Geld und Daten

Cybercrime-Vorfälle nehmen zu, auch Dank des Digitalisierungsbooms während der Pandemie. Was sind die neusten Tricks der Hacker? Und wie können sich Unternehmen schützen?
Illustrationen: Mario Parra
Illustrationen: Mario Parra
Axel Novak Redaktion

Es war der erste Todesfall nach einem Hacker-Angriff: Weil eine lebensbedrohlich erkrankte Patientin statt ins Universitätsklinikum Düsseldorf ins weiter entfernte Krankenhaus in Wuppertal eingeliefert werden musste, konnte sie erst verspätet behandelt werden und starb kurze Zeit später. Der Grund für die Verlegung: Hacker hatten im Juli das IT-System des Klinikums blockiert, um Lösegeld zu erpressen. Patienten konnten nicht behandelt werden.

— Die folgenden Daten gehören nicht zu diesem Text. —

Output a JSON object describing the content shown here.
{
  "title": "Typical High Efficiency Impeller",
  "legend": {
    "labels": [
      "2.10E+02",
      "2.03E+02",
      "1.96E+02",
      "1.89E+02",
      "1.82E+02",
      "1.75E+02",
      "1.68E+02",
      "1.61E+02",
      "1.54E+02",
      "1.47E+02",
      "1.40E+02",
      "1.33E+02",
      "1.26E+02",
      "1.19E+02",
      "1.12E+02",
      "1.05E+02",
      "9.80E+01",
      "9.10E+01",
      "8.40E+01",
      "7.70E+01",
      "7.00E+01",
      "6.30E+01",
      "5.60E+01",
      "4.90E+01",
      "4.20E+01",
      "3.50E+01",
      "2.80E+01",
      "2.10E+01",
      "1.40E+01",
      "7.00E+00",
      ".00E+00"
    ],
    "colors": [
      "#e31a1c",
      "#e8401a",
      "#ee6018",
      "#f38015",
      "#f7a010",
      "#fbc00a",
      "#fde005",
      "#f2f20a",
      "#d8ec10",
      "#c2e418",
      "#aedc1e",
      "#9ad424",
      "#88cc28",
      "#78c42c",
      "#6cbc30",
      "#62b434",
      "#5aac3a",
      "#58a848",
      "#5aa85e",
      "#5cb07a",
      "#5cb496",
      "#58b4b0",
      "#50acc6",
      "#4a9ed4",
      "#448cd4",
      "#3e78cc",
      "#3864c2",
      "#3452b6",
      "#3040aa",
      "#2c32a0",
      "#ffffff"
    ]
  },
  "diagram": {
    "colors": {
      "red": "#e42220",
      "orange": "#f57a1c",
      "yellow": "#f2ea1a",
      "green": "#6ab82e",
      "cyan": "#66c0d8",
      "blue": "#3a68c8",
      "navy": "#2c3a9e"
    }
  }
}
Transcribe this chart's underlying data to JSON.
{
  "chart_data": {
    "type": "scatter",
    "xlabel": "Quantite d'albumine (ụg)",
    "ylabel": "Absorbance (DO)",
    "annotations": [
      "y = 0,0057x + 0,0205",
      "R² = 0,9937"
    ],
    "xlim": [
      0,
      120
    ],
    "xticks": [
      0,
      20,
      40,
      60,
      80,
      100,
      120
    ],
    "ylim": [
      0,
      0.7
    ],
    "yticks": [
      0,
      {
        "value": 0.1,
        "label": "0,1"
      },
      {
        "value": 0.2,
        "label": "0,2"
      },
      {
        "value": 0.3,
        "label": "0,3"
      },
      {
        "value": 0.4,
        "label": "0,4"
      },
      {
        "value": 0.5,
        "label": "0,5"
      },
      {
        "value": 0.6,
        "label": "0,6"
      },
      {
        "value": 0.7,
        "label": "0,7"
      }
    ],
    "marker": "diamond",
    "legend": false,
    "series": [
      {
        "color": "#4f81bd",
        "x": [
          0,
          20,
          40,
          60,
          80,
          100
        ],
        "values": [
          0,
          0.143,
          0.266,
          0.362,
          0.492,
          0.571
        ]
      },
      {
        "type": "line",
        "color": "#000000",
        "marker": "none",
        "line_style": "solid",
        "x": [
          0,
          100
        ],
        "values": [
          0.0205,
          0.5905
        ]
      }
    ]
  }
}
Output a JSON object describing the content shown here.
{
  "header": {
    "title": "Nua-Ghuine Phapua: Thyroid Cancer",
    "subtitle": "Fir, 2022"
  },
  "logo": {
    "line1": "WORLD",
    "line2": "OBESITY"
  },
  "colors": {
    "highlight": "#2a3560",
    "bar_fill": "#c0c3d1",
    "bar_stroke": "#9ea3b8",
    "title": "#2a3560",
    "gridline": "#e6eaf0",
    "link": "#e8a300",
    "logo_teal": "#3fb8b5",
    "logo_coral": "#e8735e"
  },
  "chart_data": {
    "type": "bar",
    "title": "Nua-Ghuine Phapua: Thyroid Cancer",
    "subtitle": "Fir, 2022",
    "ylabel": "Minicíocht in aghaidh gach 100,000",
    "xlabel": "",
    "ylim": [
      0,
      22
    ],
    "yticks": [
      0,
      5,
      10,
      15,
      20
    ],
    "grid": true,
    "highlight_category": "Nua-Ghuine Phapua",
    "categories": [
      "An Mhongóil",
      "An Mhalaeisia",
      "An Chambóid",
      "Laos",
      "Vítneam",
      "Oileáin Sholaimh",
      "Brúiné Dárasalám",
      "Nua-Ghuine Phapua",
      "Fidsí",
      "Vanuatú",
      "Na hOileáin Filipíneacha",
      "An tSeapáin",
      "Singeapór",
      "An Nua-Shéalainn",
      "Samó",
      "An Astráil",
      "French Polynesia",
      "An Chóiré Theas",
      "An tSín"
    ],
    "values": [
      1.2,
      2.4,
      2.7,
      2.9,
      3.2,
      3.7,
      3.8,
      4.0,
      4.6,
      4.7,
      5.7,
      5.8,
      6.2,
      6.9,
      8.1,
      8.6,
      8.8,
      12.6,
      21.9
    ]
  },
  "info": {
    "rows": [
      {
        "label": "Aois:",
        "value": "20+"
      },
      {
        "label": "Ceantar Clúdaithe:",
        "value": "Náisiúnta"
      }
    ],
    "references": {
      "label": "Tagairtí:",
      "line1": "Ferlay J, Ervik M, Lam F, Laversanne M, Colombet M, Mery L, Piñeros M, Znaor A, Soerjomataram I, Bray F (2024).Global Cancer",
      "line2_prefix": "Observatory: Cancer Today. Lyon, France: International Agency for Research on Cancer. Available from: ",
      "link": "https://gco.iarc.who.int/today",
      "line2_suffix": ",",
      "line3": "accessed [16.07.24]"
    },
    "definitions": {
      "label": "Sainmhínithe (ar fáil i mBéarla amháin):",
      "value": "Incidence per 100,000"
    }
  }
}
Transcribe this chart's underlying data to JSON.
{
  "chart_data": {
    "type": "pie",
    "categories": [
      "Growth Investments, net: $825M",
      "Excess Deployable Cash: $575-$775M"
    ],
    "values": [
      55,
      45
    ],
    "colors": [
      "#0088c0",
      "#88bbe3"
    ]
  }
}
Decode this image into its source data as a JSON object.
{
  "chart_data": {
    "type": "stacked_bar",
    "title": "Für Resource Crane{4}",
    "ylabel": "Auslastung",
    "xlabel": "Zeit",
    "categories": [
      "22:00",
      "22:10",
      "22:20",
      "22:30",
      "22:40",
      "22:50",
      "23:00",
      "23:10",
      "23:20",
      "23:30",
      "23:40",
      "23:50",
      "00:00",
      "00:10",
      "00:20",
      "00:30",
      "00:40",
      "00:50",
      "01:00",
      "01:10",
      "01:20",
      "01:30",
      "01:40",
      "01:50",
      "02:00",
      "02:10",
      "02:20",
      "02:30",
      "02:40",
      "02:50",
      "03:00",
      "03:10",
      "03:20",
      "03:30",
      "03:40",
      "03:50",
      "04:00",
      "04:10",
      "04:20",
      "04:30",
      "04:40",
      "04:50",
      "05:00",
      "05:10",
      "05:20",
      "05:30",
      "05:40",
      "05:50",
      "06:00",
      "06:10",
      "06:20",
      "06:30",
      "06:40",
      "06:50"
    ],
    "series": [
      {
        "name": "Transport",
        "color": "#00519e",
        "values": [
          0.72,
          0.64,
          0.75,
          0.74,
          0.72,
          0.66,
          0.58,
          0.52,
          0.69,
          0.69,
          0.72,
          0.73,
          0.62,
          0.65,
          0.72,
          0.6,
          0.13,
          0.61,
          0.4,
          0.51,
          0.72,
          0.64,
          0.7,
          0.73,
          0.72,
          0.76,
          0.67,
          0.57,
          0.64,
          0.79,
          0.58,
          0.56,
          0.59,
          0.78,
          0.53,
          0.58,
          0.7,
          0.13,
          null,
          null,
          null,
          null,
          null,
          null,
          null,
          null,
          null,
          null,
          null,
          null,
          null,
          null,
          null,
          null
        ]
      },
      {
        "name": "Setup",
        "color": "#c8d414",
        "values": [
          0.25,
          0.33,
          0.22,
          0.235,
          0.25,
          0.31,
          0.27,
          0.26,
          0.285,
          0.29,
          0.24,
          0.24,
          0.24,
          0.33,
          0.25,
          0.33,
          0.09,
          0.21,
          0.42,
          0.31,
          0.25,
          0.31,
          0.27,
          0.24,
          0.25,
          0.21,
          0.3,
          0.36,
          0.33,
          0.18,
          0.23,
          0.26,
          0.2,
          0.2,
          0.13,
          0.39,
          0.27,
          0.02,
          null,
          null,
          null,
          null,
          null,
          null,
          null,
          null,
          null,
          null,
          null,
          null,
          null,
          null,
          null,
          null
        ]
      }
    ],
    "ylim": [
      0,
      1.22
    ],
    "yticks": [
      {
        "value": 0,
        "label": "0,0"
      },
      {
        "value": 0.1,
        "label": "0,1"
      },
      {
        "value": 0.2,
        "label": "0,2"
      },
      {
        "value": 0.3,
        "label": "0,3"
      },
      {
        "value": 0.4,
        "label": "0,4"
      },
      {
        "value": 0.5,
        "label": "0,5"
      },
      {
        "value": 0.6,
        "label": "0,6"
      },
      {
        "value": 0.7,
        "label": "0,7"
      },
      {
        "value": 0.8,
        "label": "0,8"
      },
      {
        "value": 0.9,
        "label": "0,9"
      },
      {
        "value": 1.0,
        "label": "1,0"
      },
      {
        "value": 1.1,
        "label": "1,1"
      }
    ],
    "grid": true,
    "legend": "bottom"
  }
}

Dabei kam der Angriff nicht unvermutet: „Bereits im Januar haben wir vor der Schwachstelle gewarnt und darauf hingewiesen, welche Folgen eine Ausnutzung haben kann“, sagt Arne Schönbohm, Präsident des Bundesamts für Sicherheit in der Informationstechnik. „Ich kann nur mit Nachdruck appellieren, solche Warnungen nicht zu ignorieren oder aufzuschieben, sondern sofort entsprechende Maßnahmen zu ergreifen.“


Der Tod der Patientin ist das tragische Ergebnis eines Phänomens, das immer stärker um sich greift. Unternehmen werden von Cyberkriminellen erpresst. Gerade die rasant erfolgte Digitalisierung im Verlauf der Corona-Pandemie hilft Hackern, schneller und erfolgreicher anzugreifen. Veränderte Prozesse­ und Geschäftsabläufe im Homeoffice oder beim Remote Working, das Abweichen von etablierten Workflows und fehlende oder unregelmäßigere Kontrollen bieten einen idealen Nährboden für Betrug. „Bei Phishing­Mails, betrügerischen Webseiten, Fake- President­-Angriffen, Kredit­ und Subventionsbetrug sowie dem Einsatz von Finanzagenten ist seit März 2020 eine starke Zunahme zu verzeichnen“, heißt es in einem Bericht der Unternehmensberater von KPMG zur Wirtschaftskriminalität. Mit „Fake-President-Angriffen“ geben sich externe Angreifer als Vorgesetzte aus und versuchen, Überweisungen von größeren Beträgen ins Ausland zu veranlassen.

 

Enorme Kosten für die Unternehmen

 

Insgesamt wurden im vergangenen Jahr fast 770.000 Nutzer durch Verschlüsselungs-Software angegriffen, so der Security-Spezialist Kaspersky – ein Fünftel davon mit dem Trojaner WannaCry: Der führte schon vor drei Jahren zu enormen Schäden bei Nissan, Telefónica und der Deutschen Bahn. Auch heute noch ist WannaCry das meistgenutzte Erpressertool.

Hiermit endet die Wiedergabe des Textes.